- Leader: Johann Kowoll
- Founded: August 9, 1925
- Merger of: German Social Democratic Party German Labour Party of Poland
- Headquarters: Ul. Dworcowa 11, Katowice
- Newspaper: Kattowitzer Volkswille, Lodzer Volkszeitung
- Youth wing: German Labour Youth in Poland (Deutsche Arbeiterjugend in Polen)
- Ideology: Social democracy
- International affiliation: Labour and Socialist International.

= German Socialist Labour Party of Poland =

The German Socialist Labour Party of Poland (Deutsche Sozialistische Arbeitspartei Polens, abbreviated DSAP, Niemiecka Socjalistyczna Partia Pracy w Polsce) was a political party organizing German Social Democrats in interbellum Poland.

==Party==
Nominally, the DSAP was founded at a conference in Chorzów on August 9, 1925, through the merger of the Silesia/West Prussia-based German Social Democratic Party of Poland (DSPP) and the Łódź-based German Labour Party of Poland (DAP). The merger was not fully effective, and in practice, the two parties continued separate existences until the merger was finalized in 1929.

An 'Executive of the DSAP' was formed after the nominal founding of the party, consisting of Siegmund Glücksmann, Johann Kowoll, Buchwald, Kociolek, Ludwig Kuk, Klim, Arthur Pankrantz and Emil Zerbe. Kattowitzer Volkswille was assigned as the central party organ. One of the first actions of the party executive was the publication of the 'Manifesto of the united DSAP.

DSAP became the second largest party in the 1927 Lodz city council election, trailing behind the Polish Socialist Party (PPS). DSAP got 16,643 votes and seven seats in the council. In central Poland the municipal elections showed the strength of the party in the region; in total DSAP had 36 city councilors and 7 magistrate members in the area. In 1928, the party claimed to have 8,406 members, out of whom 2,500 were women. The youth wing of the party had around 1,200 members, out of whom 480 were women. The party had an educational organization, Bund für Arbeiterbildung (6,000 members) and a children's organization, Kinderfreudegruppen (300 members).

In June 1928, the Bydgoszcz branch of the party had broken away, forming a separate German Social Democratic Party of Poland.

In Silesia, the situation was somewhat different from that in central Poland. In Upper Silesia, the party did not fare too well in municipal polls. In the 1929 city council election in Katowice, the party mustered to get two seats. In Bielsko, the result was better for the party in local elections. In the 1929 city council election, the party won eight seats (in alliance with the PPS).

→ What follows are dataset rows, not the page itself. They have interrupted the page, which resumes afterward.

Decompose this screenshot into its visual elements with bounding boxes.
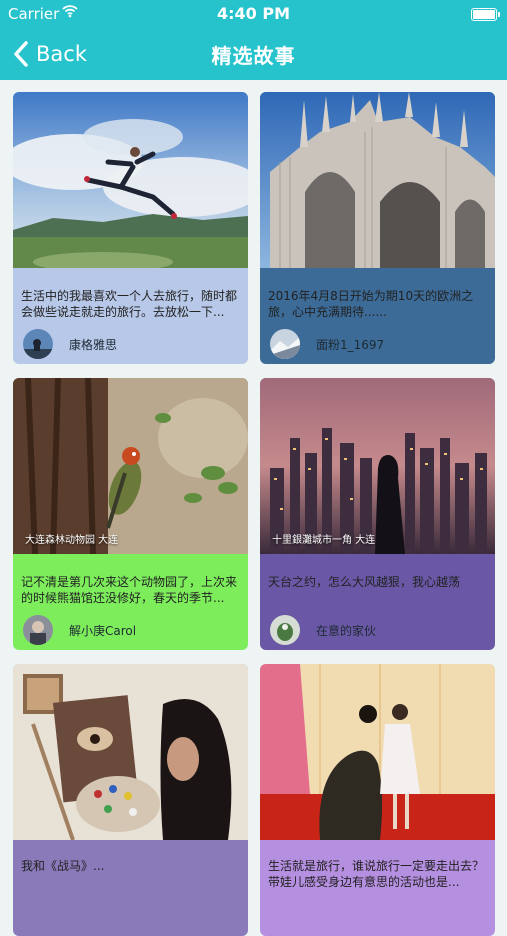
author-name: 面粉1_1697 [316, 337, 385, 352]
avatar [270, 329, 300, 359]
page-title: 精选故事 [211, 44, 296, 68]
story-caption: 天台之约，怎么大风越狠，我心越荡 [268, 575, 461, 589]
status-bar: Carrier 4:40 PM [0, 0, 507, 28]
story-card[interactable]: 大连森林动物园 大连 记不清是第几次来这个动物园了，上次来的时候熊猫馆还没修好，… [13, 378, 248, 650]
story-caption: 记不清是第几次来这个动物园了，上次来的时候熊猫馆还没修好，春天的季节... [21, 575, 238, 605]
author-row: 在意的家伙 [270, 614, 376, 646]
photo-location-label: 大连森林动物园 大连 [25, 535, 119, 546]
photo-location-label: 十里銀灘城市一角 大连 [272, 535, 376, 546]
story-caption: 我和《战马》... [21, 859, 105, 873]
story-caption: 2016年4月8日开始为期10天的欧洲之旅，心中充满期待...... [268, 289, 474, 319]
story-card[interactable]: 生活就是旅行，谁说旅行一定要走出去？带娃儿感受身边有意思的活动也是... [260, 664, 495, 936]
story-card[interactable]: 2016年4月8日开始为期10天的欧洲之旅，心中充满期待...... 面粉1_1… [260, 92, 495, 364]
story-photo: 大连森林动物园 大连 [13, 378, 248, 554]
author-row: 面粉1_1697 [270, 328, 384, 360]
author-row: 解小庚Carol [23, 614, 136, 646]
story-card[interactable]: 我和《战马》... [13, 664, 248, 936]
battery-icon [471, 8, 500, 21]
story-photo: 十里銀灘城市一角 大连 [260, 378, 495, 554]
story-photo [260, 664, 495, 840]
story-photo [13, 664, 248, 840]
nav-bar: Back 精选故事 [0, 28, 507, 80]
story-photo [260, 92, 495, 268]
author-name: 康格雅思 [69, 337, 118, 352]
author-row: 康格雅思 [23, 328, 117, 360]
avatar [23, 615, 53, 645]
story-caption: 生活就是旅行，谁说旅行一定要走出去？带娃儿感受身边有意思的活动也是... [268, 859, 485, 889]
clock: 4:40 PM [216, 4, 290, 23]
story-caption: 生活中的我最喜欢一个人去旅行，随时都会做些说走就走的旅行。去放松一下... [21, 289, 238, 319]
avatar [270, 615, 300, 645]
avatar [23, 329, 53, 359]
author-name: 在意的家伙 [316, 623, 377, 638]
story-photo [13, 92, 248, 268]
story-card[interactable]: 十里銀灘城市一角 大连 天台之约，怎么大风越狠，我心越荡 在意的家伙 [260, 378, 495, 650]
author-name: 解小庚Carol [69, 623, 137, 638]
story-grid: 生活中的我最喜欢一个人去旅行，随时都会做些说走就走的旅行。去放松一下... 康格… [0, 80, 507, 936]
story-card[interactable]: 生活中的我最喜欢一个人去旅行，随时都会做些说走就走的旅行。去放松一下... 康格… [13, 92, 248, 364]
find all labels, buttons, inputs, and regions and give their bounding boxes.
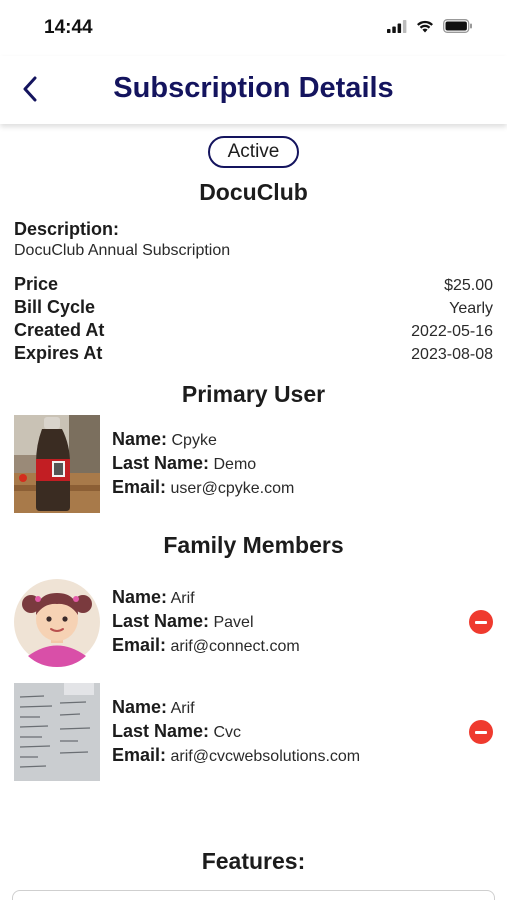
battery-icon — [443, 19, 472, 33]
wifi-icon — [417, 20, 433, 32]
detail-value: $25.00 — [444, 277, 493, 294]
email-value: arif@connect.com — [170, 638, 300, 655]
detail-row-price: Price $25.00 — [14, 274, 493, 297]
last-name-label: Last Name: — [112, 611, 210, 631]
status-time: 14:44 — [44, 17, 93, 38]
last-name-value: Cvc — [213, 724, 242, 741]
email-row: Email: user@cpyke.com — [112, 476, 294, 500]
description-label: Description: — [14, 219, 120, 239]
family-member-card: Name: Arif Last Name: Cvc Email: arif@cv… — [0, 683, 507, 781]
email-label: Email: — [112, 477, 167, 497]
name-row: Name: Cpyke — [112, 428, 294, 452]
remove-member-button[interactable] — [469, 720, 493, 744]
email-value: arif@cvcwebsolutions.com — [170, 748, 361, 765]
avatar — [14, 415, 100, 513]
detail-label: Bill Cycle — [14, 297, 96, 317]
detail-label: Expires At — [14, 343, 103, 363]
avatar — [14, 683, 100, 781]
subscription-name: DocuClub — [199, 179, 308, 205]
detail-row-expires-at: Expires At 2023-08-08 — [14, 343, 493, 366]
subscription-content[interactable]: Active DocuClub Description: DocuClub An… — [0, 124, 507, 900]
last-name-row: Last Name: Demo — [112, 452, 294, 476]
description-value: DocuClub Annual Subscription — [14, 242, 231, 259]
primary-user-info: Name: Cpyke Last Name: Demo Email: user@… — [112, 428, 294, 500]
family-member-card: Name: Arif Last Name: Pavel Email: arif@… — [0, 573, 507, 671]
detail-label: Created At — [14, 320, 105, 340]
detail-value: Yearly — [449, 300, 493, 317]
avatar — [14, 573, 100, 671]
email-row: Email: arif@connect.com — [112, 634, 300, 658]
email-label: Email: — [112, 635, 167, 655]
name-value: Arif — [170, 590, 195, 607]
detail-row-created-at: Created At 2022-05-16 — [14, 320, 493, 343]
name-row: Name: Arif — [112, 696, 360, 720]
family-member-info: Name: Arif Last Name: Pavel Email: arif@… — [112, 586, 300, 658]
cellular-signal-icon — [387, 19, 407, 33]
primary-user-title: Primary User — [181, 381, 326, 407]
minus-circle-icon — [475, 620, 487, 624]
family-members-title: Family Members — [163, 532, 344, 558]
document-photo — [14, 683, 100, 781]
minus-circle-icon — [475, 730, 487, 734]
bottle-photo — [14, 415, 100, 513]
name-value: Cpyke — [171, 432, 217, 449]
name-row: Name: Arif — [112, 586, 300, 610]
email-value: user@cpyke.com — [170, 480, 295, 497]
detail-row-bill-cycle: Bill Cycle Yearly — [14, 297, 493, 320]
last-name-value: Demo — [213, 456, 257, 473]
email-label: Email: — [112, 745, 167, 765]
remove-member-button[interactable] — [469, 610, 493, 634]
name-label: Name: — [112, 429, 168, 449]
status-icons — [387, 19, 473, 33]
detail-value: 2023-08-08 — [411, 346, 493, 363]
name-label: Name: — [112, 587, 168, 607]
name-value: Arif — [170, 700, 195, 717]
page-title: Subscription Details — [113, 72, 394, 104]
features-list[interactable] — [12, 890, 495, 900]
name-label: Name: — [112, 697, 168, 717]
last-name-label: Last Name: — [112, 453, 210, 473]
features-title: Features: — [201, 848, 306, 874]
subscription-details: Price $25.00 Bill Cycle Yearly Created A… — [0, 274, 507, 366]
status-bar: 14:44 — [0, 0, 507, 56]
girl-avatar — [14, 579, 100, 667]
email-row: Email: arif@cvcwebsolutions.com — [112, 744, 360, 768]
detail-value: 2022-05-16 — [411, 323, 493, 340]
primary-user-card: Name: Cpyke Last Name: Demo Email: user@… — [0, 415, 507, 513]
family-member-info: Name: Arif Last Name: Cvc Email: arif@cv… — [112, 696, 360, 768]
last-name-row: Last Name: Cvc — [112, 720, 360, 744]
description-block: Description: DocuClub Annual Subscriptio… — [0, 219, 507, 260]
status-badge: Active — [207, 136, 300, 168]
last-name-value: Pavel — [213, 614, 254, 631]
last-name-row: Last Name: Pavel — [112, 610, 300, 634]
detail-label: Price — [14, 274, 59, 294]
last-name-label: Last Name: — [112, 721, 210, 741]
navigation-bar: Subscription Details — [0, 56, 507, 124]
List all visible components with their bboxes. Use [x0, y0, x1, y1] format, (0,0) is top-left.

On October 6–7, 1929, a conference was held in Lodz, which completed the task of unification of the DSAP set up at Chorzów four years earlier. The conference finally decided to locate the DSAP headquarters in Lodz, an issue that had been a bone of contention for years. Lodzer Volkszeitung was declared as the central party organ. Several representatives of the Labour and Socialist International and socialist parties participated as guests to the Lodz conference, including the SPD leader Johannes Stelling, the PPS chairman Herman Diamand, the leader of the Jewish Bund Henryk Ehrlich.

In October 1930, DSAP suffered another split, as the leftist Heinrich Scheibler broke away and formed the German Socialist Labour Party in Poland – Left (DSAP-Linke). Scheibler was able to take parts of the party organization in the Łódź area with him.

DSAP was fiercely opposed to the pro-National Socialist Young German Party (JdP), which had its base in Bielsko. The rise in popularity of National Socialism amongst the Germans in Poland would prove disastrous for the DSAP. In Upper Silesia, support for the party rapidly eroded after the 1933 Machtübernahme.
In September–October 1933, the DSAP joined the call initiated by the Bund for a boycott of goods from Germany, in protest of the Hitler regime. The boycott call became controversial within DSAP, and some members (such as
Arthur Kronig, Otto Heike, Ludwig Kuk and Gustav Ewald) left the party as a result.
In 1932, the DSAP had 5,429 members in Upper Silesia. By 1937, the number had declined to 560. As of early 1936, the party had only three functioning branches in Upper Silesia, Katowice, Chorzów and Bielszowice. The Bielszowice branch went defunct before the end of the year, though. By March 1937, the remainder of the DSAP branch in Chorzów joined the PPS.

On August 26, 1939, the DSAP signed the joint statement of socialist parties in Poland, calling for the people to fight against Hitlerism (other signatories included the Bund).

The party was a member of the Labour and Socialist International between 1923 and 1940.